Amendment 12 in my name seeks to give the regulator relief from bringing the applicant up to the required standard if this would involve unreasonable cost, time and be a resource burden on the regulator. My noble friend Lord Fox said that the regulator will be independent. We must not add the cost of providing bridging training if people do not come up to standard.
As has been said, this is a skeleton Bill. We need to make it clear on whom the duty falls to provide the additional training or experience to bring it up to standard. The Bill does not say, but it must not be down to the independent regulator.
I now invite the noble Baroness, Lady Noakes, to make her intervention.
My Lords, I asked the Government Whips’ Office to order the speakers as is normal in the Chamber when we do not have lists—that is to say, those who have tabled amendments are allowed to speak before those who simply wish to comment on them. I was advised that the list was issued late this morning.
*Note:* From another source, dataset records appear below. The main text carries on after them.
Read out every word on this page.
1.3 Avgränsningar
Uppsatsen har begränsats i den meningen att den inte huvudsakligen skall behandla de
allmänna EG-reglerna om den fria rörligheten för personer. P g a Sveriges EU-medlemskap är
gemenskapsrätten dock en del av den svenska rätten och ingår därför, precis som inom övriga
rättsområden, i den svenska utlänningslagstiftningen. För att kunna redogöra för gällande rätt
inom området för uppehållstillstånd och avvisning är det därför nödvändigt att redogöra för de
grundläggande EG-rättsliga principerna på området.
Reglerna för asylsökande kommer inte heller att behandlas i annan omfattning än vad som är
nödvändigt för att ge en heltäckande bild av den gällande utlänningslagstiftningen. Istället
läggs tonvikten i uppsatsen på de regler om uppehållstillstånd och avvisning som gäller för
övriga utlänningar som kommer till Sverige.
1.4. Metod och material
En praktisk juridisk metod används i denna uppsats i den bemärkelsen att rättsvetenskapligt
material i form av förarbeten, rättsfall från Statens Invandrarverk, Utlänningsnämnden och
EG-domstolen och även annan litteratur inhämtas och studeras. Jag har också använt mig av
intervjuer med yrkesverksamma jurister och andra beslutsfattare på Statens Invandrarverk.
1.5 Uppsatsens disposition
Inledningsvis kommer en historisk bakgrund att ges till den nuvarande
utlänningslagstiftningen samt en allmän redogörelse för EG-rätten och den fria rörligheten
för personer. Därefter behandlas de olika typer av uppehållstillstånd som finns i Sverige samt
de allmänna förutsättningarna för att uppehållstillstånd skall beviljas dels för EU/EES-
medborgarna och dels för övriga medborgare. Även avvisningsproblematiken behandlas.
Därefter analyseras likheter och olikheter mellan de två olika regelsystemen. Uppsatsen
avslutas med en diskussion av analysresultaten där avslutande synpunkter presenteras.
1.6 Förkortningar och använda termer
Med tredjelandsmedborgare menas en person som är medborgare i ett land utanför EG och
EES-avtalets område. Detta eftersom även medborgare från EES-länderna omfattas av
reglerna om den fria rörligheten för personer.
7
The noble Lord, Lord Fox, may recall that I do not like purpose clauses. I believe that a Bill should be written in clear language and that its scope and impact should be readily understandable on its own terms. This Bill fails to meet that test, but I do not think that a purpose clause is the answer. Instead, we should focus on making sure that the Bill itself is fit for purpose. We have tabled a number of amendments aimed at doing this.
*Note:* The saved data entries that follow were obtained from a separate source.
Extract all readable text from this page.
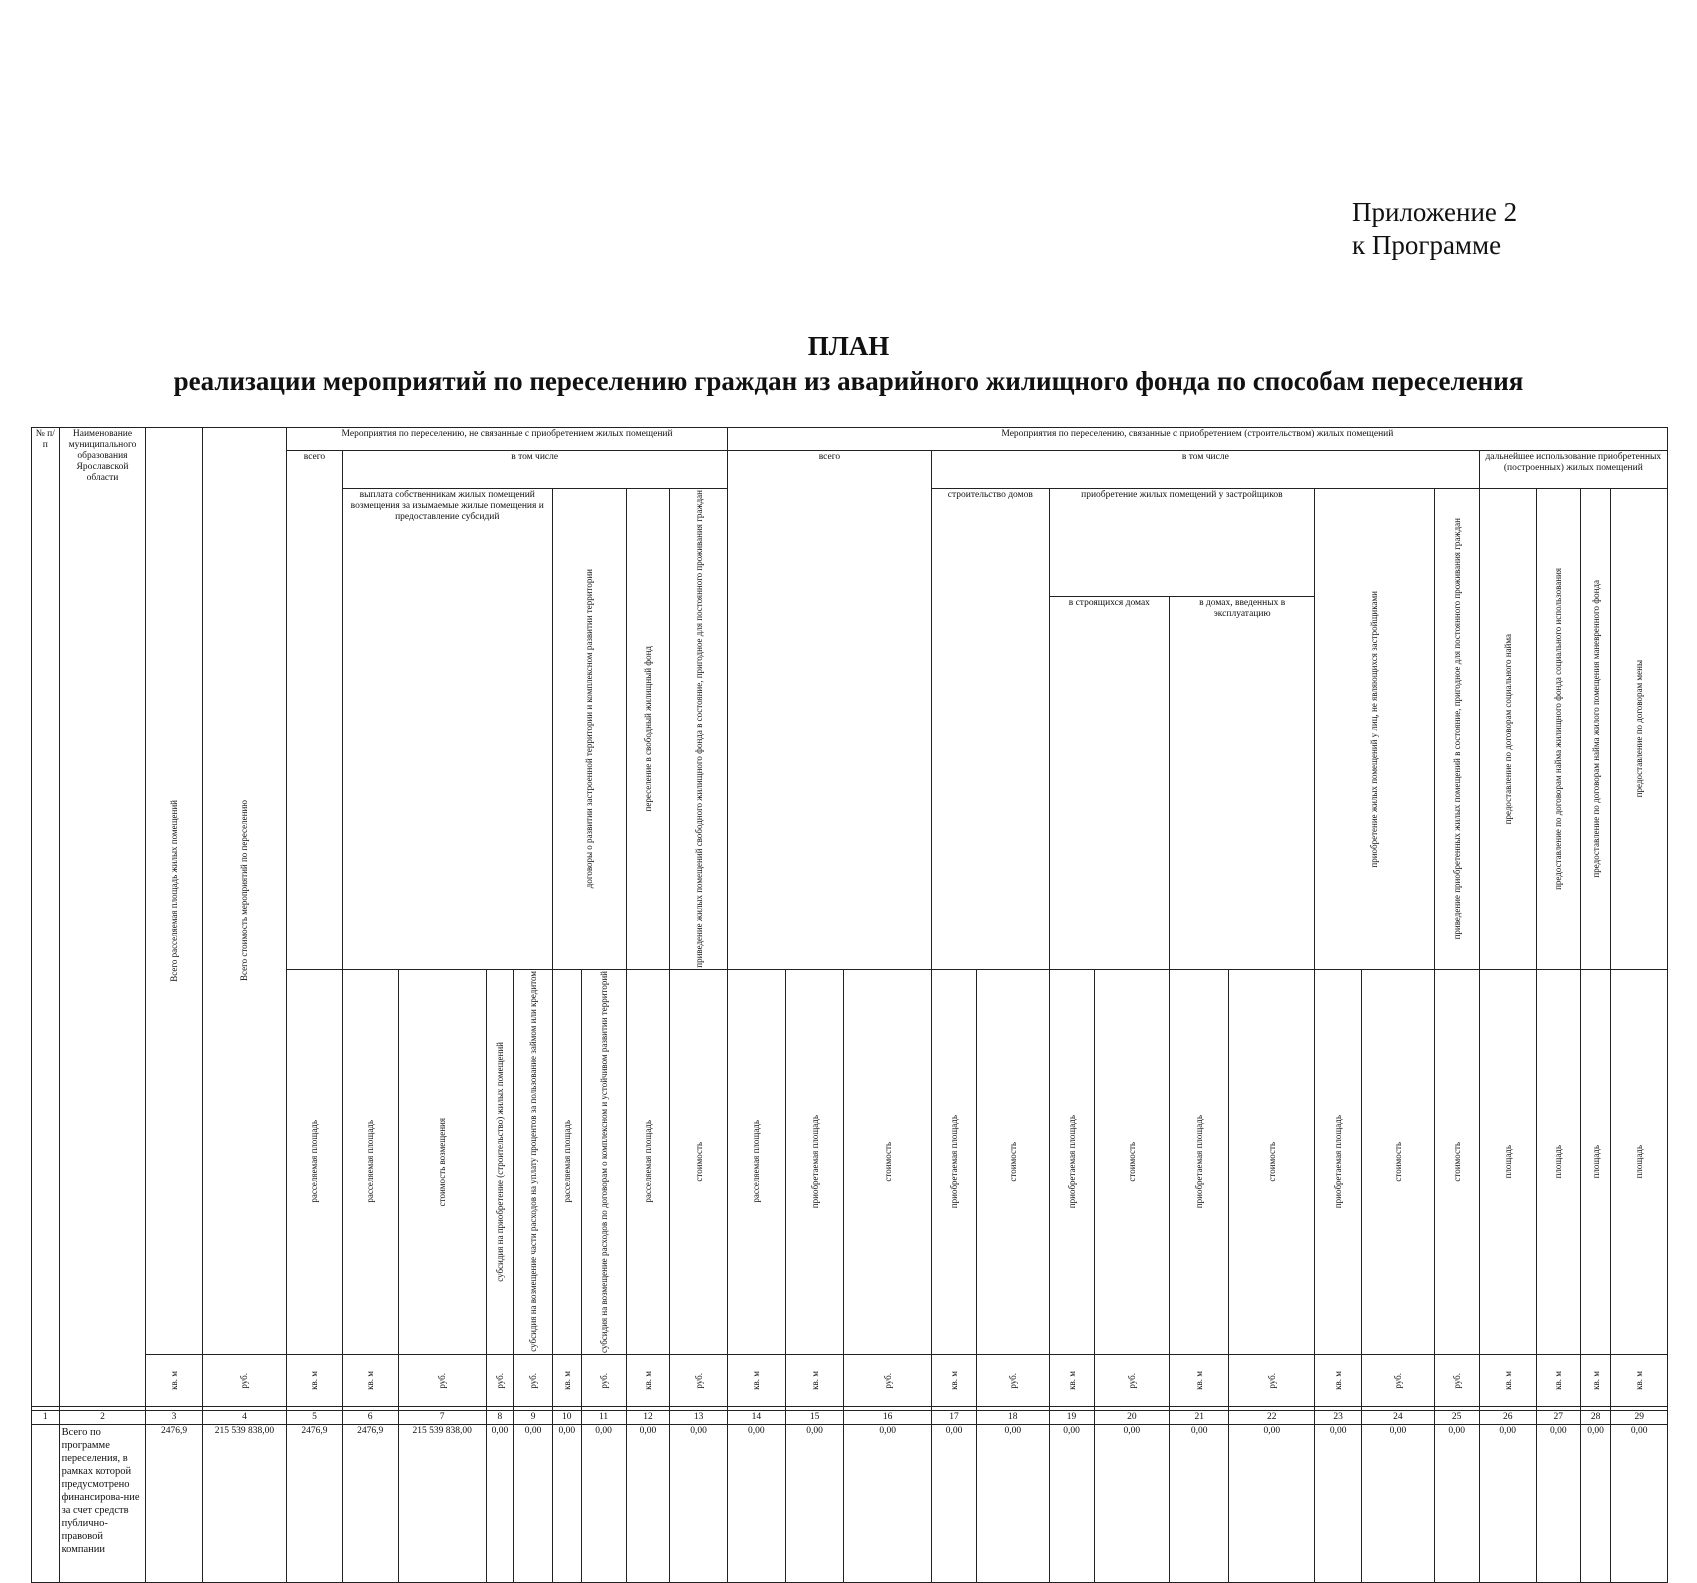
Приложение 2
к Программе
ПЛАН
реализации мероприятий по переселению граждан из аварийного жилищного фонда по способам переселения
№ п/п	Наименование муниципального образования Ярославской области	Всего расселяемая площадь жилых помещений	Всего стоимость мероприятий по переселению	Мероприятия по переселению, не связанные с приобретением жилых помещений									Мероприятия по переселению, связанные с приобретением (строительством) жилых помещений															
				всего	в том числе								всего			в том числе									дальнейшее использование приобретенных (построенных) жилых помещений			
					выплата собственникам жилых помещений возмещения за изымаемые жилые помещения и предоставление субсидий				договоры о развитии застроенной территории и комплексном развитии территории		переселение в свободный жилищный фонд	приведение жилых помещений свободного жилищного фонда в состояние, пригодное для постоянного проживания граждан				строительство домов		приобретение жилых помещений у застройщиков				приобретение жилых помещений у лиц, не являющихся застройщиками		приведение приобретенных жилых помещений в состояние, пригодное для постоянного проживания граждан	предоставление по договорам социального найма	предоставление по договорам найма жилищного фонда социального использования	предоставление по договорам найма жилого помещения маневренного фонда	предоставление по договорам мены

																		в строящихся домах		в домах, введенных в эксплуатацию								

				расселяемая площадь	расселяемая площадь	стоимость возмещения	субсидия на приобретение (строительство) жилых помещений	субсидия на возмещение части расходов на уплату процентов за пользование займом или кредитом	расселяемая площадь	субсидия на возмещение расходов по договорам о комплексном и устойчивом развитии территорий	расселяемая площадь	стоимость	расселяемая площадь	приобретаемая площадь	стоимость	приобретаемая площадь	стоимость	приобретаемая площадь	стоимость	приобретаемая площадь	стоимость	приобретаемая площадь	стоимость	стоимость	площадь	площадь	площадь	площадь

		кв. м	руб.	кв. м	кв. м	руб.	руб.	руб.	кв. м	руб.	кв. м	руб.	кв. м	кв. м	руб.	кв. м	руб.	кв. м	руб.	кв. м	руб.	кв. м	руб.	руб.	кв. м	кв. м	кв. м	кв. м

1	2	3	4	5	6	7	8	9	10	11	12	13	14	15	16	17	18	19	20	21	22	23	24	25	26	27	28	29
	Всего по программе переселения, в рамках которой предусмотрено финансирова-ние за счет средств публично-правовой компании	2476,9	215 539 838,00	2476,9	2476,9	215 539 838,00	0,00	0,00	0,00	0,00	0,00	0,00	0,00	0,00	0,00	0,00	0,00	0,00	0,00	0,00	0,00	0,00	0,00	0,00	0,00	0,00	0,00	0,00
I also have a minor quibble with the drafting of Amendment 1. Subsection (2) refers to
“the independent process of defining the accreditation processes of the regulators.”
I believe that the independent processes which this Bill should protect go beyond mere definition of accreditation processes. We do not want any form of interference in the independent processes of regulators. This should be an enabling Bill which should unblock legal impediments to the recognition of overseas qualifications. It must steer clear of all the processes operated by regulators, not just of those defining accreditation.
I put my name down to speak because I recognised the Institute of Chartered Accountants’ provenance of Amendment 12 in the name of the noble Lord, Lord Palmer of Childs Hill. That is why I was keen for him to speak first. Amendment 9 in my name, in a later group, is slightly simpler, but on the same basic point. I realised a little too late that perhaps I should have asked to add my amendment to this group. The essence of Amendment 12 is to ensure that inappropriate burdens are not placed on regulators, as the noble Lord, Lord Palmer, has explained. I will not repeat those arguments. I will explain my own amendment when we reach it later.
This is a very real issue. The Government need to look at it again to ensure that their approach is reasonable in the context of what regulators could be compelled to do by the provisions of this Bill. As far as we can, we should seek to avoid any possibility that they could be compelled to do anything unreasonable, burdensome or otherwise inappropriate to their profession.